Being new to working in the political world, Ms. Hicks may not have made that decision at all. If you don’t see politics as a vehicle for positive change but rather as an abstraction shape-shifted into a job, and if you view the presidency as about power rather than public service, of course working to get your boss elected and then working closely with him in the White House would feel like nothing more than an exciting career opportunity. Why wouldn’t Ms. Hicks use every tool in her arsenal to remain in the good graces of her volatile boss, and climb up the ladder accordingly?
And yet, suddenly, she climbed off. It seems unlikely Ms. Hicks had a crisis of conscience; nor is she, an adult woman with agency and considerable privilege, a victim of her circumstances. More likely, she’s motivated by the same thing as her boss: unadulterated self-interest. Perhaps, finally, she realized the good-girl game is rigged to let the boys win.
The problem with being the mostly silent hardworking nice girl is that you also might end up the fall guy — the one who stays up all night finishing the project while your less-diligent peers knock off, the one who simply smiles tightly as a male colleague takes credit for your work. Or the one who, having long been a sympathetic filial ear for your very undisciplined boss, is finally being forced to talk — and realizing that your story does not sound good.
Ms. Hicks has already admitted to telling “white lies” for the president, a thoroughly banal disclosure from a member of an administration that hemorrhages blatant falsities as a matter of course, but that may prove problematic depending on who she lied to and what about.
The dutiful daughter gig always has a shelf life — maybe you get too old for it to be convincing; maybe your work environment changes and success hinges less on pleasing one prone-to-flattery man; maybe you learn the hard way that women who seek to ascend to the top eventually have to choose between being liked or respected (in a far more atypical scenario, maybe you find yourself embroiled in a federal investigation and investigators just aren’t going for the good-girl routine).
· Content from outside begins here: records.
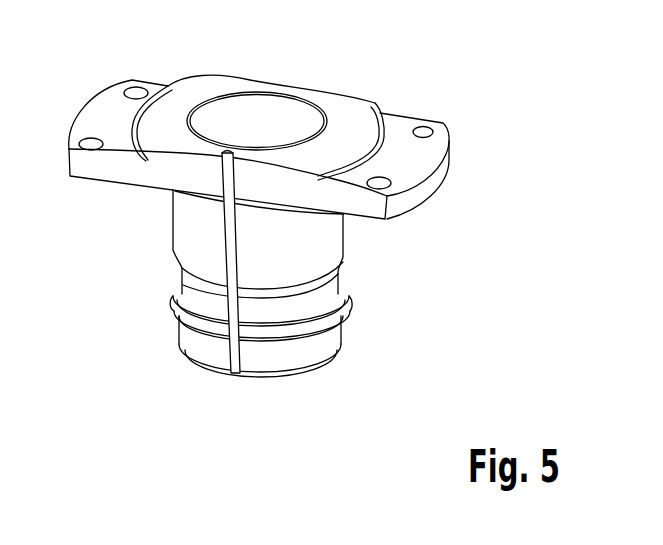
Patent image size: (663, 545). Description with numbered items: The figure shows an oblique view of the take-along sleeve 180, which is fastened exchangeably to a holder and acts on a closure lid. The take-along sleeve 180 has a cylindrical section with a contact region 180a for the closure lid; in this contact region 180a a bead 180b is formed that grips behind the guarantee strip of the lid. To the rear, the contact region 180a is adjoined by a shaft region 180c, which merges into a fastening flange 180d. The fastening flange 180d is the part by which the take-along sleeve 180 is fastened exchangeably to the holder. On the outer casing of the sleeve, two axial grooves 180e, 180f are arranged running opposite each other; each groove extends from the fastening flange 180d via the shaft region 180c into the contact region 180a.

The take-along sleeve 180 is at (295, 221).
The contact region 180a is at (362, 279).
The bead 180b is at (176, 313).
The shaft region 180c is at (185, 238).
The fastening flange 180d is at (356, 100).
The axial groove 180e is at (232, 366).
The axial groove 180f is at (290, 90).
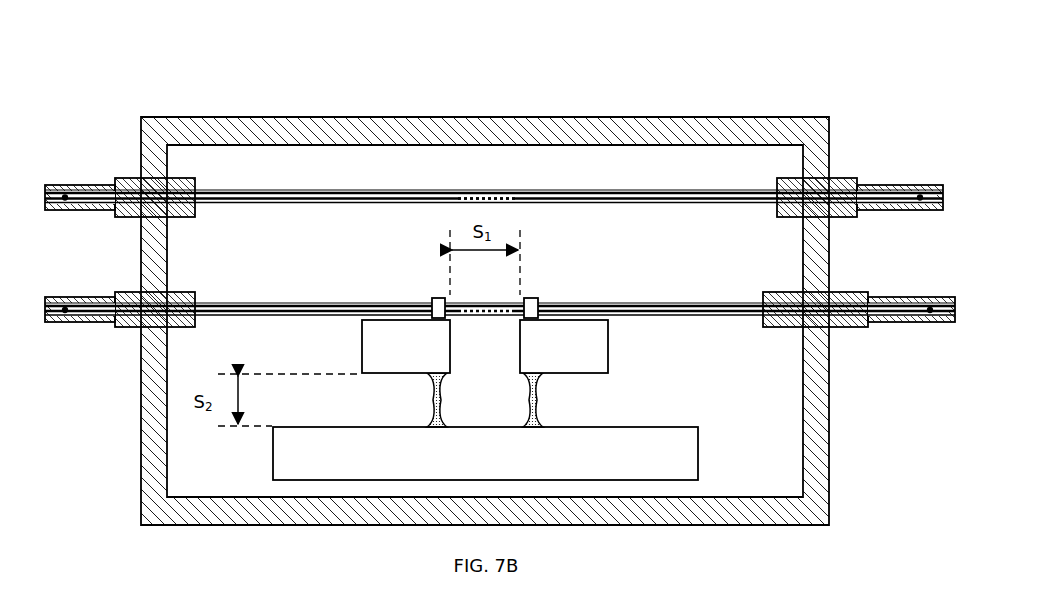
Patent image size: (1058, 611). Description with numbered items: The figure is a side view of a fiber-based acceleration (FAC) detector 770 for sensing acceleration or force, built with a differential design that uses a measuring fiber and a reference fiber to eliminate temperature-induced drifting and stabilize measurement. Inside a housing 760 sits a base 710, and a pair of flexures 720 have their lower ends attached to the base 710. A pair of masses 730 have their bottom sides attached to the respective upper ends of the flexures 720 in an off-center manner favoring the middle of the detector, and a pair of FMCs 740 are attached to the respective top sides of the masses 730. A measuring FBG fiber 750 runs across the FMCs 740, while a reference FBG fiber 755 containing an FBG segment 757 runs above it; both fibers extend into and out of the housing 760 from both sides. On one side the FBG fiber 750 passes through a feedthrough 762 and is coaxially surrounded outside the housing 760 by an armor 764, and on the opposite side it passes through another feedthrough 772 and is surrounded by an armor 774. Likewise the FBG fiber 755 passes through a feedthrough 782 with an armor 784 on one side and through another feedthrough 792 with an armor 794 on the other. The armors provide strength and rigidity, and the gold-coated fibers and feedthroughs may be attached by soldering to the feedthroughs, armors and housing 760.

The base 710 is at (485, 453).
The flexures 720 is at (427, 377).
The masses 730 is at (362, 347).
The FMCs 740 is at (436, 297).
The FBG fiber 750 is at (653, 303).
The FBG fiber 755 is at (618, 190).
The FBG segment 757 is at (515, 188).
The housing 760 is at (345, 118).
The feedthrough 762 is at (847, 328).
The armor 764 is at (925, 328).
The fiber-based acceleration (FAC) detector 770 is at (568, 82).
The feedthrough 772 is at (132, 328).
The armor 774 is at (53, 322).
The feedthrough 782 is at (847, 178).
The armor 784 is at (927, 185).
The feedthrough 792 is at (132, 178).
The armor 794 is at (53, 185).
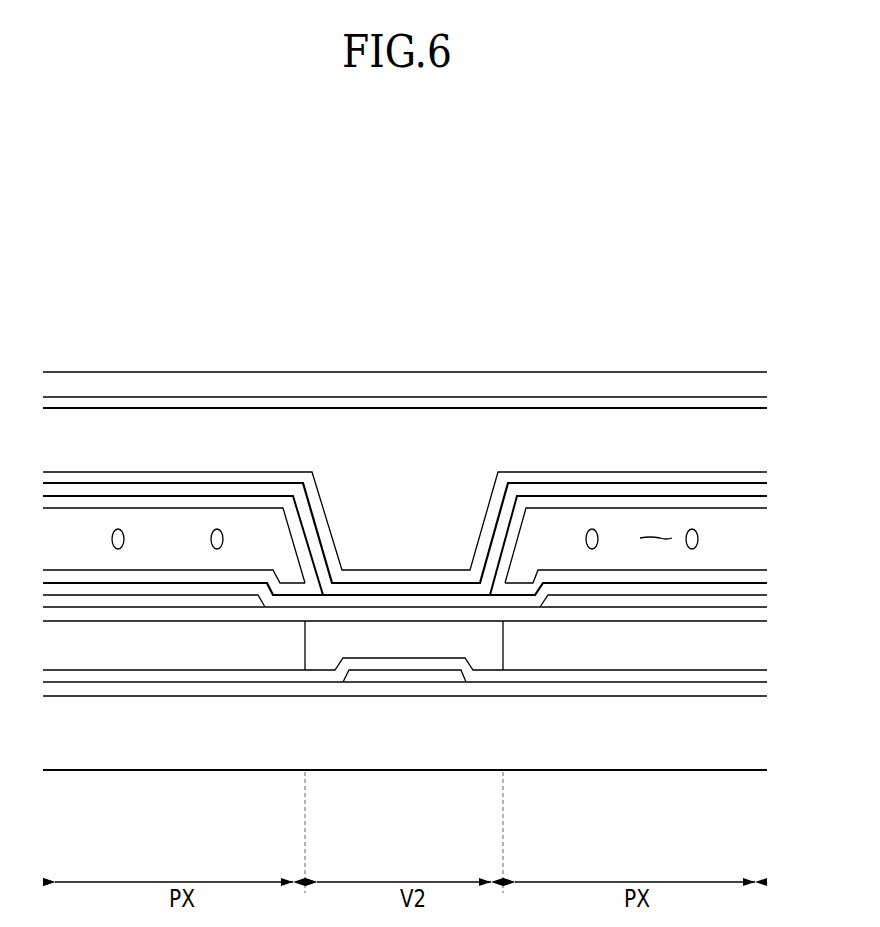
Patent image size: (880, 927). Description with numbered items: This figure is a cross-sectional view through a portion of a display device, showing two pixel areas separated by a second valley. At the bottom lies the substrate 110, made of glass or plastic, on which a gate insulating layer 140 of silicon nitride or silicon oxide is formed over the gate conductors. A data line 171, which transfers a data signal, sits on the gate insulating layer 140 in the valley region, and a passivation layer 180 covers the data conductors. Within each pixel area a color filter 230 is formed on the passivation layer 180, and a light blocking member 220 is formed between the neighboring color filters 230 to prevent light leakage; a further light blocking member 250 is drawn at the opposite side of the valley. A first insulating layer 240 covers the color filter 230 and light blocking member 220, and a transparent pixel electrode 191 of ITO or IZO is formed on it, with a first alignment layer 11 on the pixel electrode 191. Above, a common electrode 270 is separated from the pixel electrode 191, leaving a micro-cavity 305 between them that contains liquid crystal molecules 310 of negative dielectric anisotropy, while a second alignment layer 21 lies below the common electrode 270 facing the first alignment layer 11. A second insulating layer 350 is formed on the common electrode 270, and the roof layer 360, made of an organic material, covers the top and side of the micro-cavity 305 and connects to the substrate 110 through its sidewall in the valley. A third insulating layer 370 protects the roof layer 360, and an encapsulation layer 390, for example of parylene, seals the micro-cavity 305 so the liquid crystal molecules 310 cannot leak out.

The first alignment layer 11 is at (712, 575).
The second alignment layer 21 is at (148, 502).
The substrate 110 is at (79, 737).
The gate insulating layer 140 is at (137, 688).
The data line 171 is at (392, 675).
The passivation layer 180 is at (197, 675).
The pixel electrode 191 is at (662, 600).
The light blocking member 220 is at (324, 651).
The color filter 230 is at (258, 652).
The first insulating layer 240 is at (438, 612).
The light blocking member 250 is at (522, 600).
The common electrode 270 is at (215, 488).
The micro-cavity 305 is at (655, 537).
The liquid crystal molecules 310 is at (700, 538).
The second insulating layer 350 is at (577, 480).
The roof layer 360 is at (401, 435).
The third insulating layer 370 is at (302, 400).
The encapsulation layer 390 is at (479, 385).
At some point, most of us either choose or are forced to be adult women who own our ambition and take responsibility for our decisions.
The unfortunate truth is that Ms. Hicks probably isn’t there yet. Her departure is more likely a ticket to a lucrative PR or consulting gig than evidence of any quasi-feminist awakening or rejection of Trump-wrought devastation — there are a lot of companies no doubt eager to hire a compliant, inoffensive woman with access to the president, and offer her substantial sums in exchange.
But one can hope there’s something more interesting brewing beneath that placid surface. Maybe Hope Hicks will finally find her words.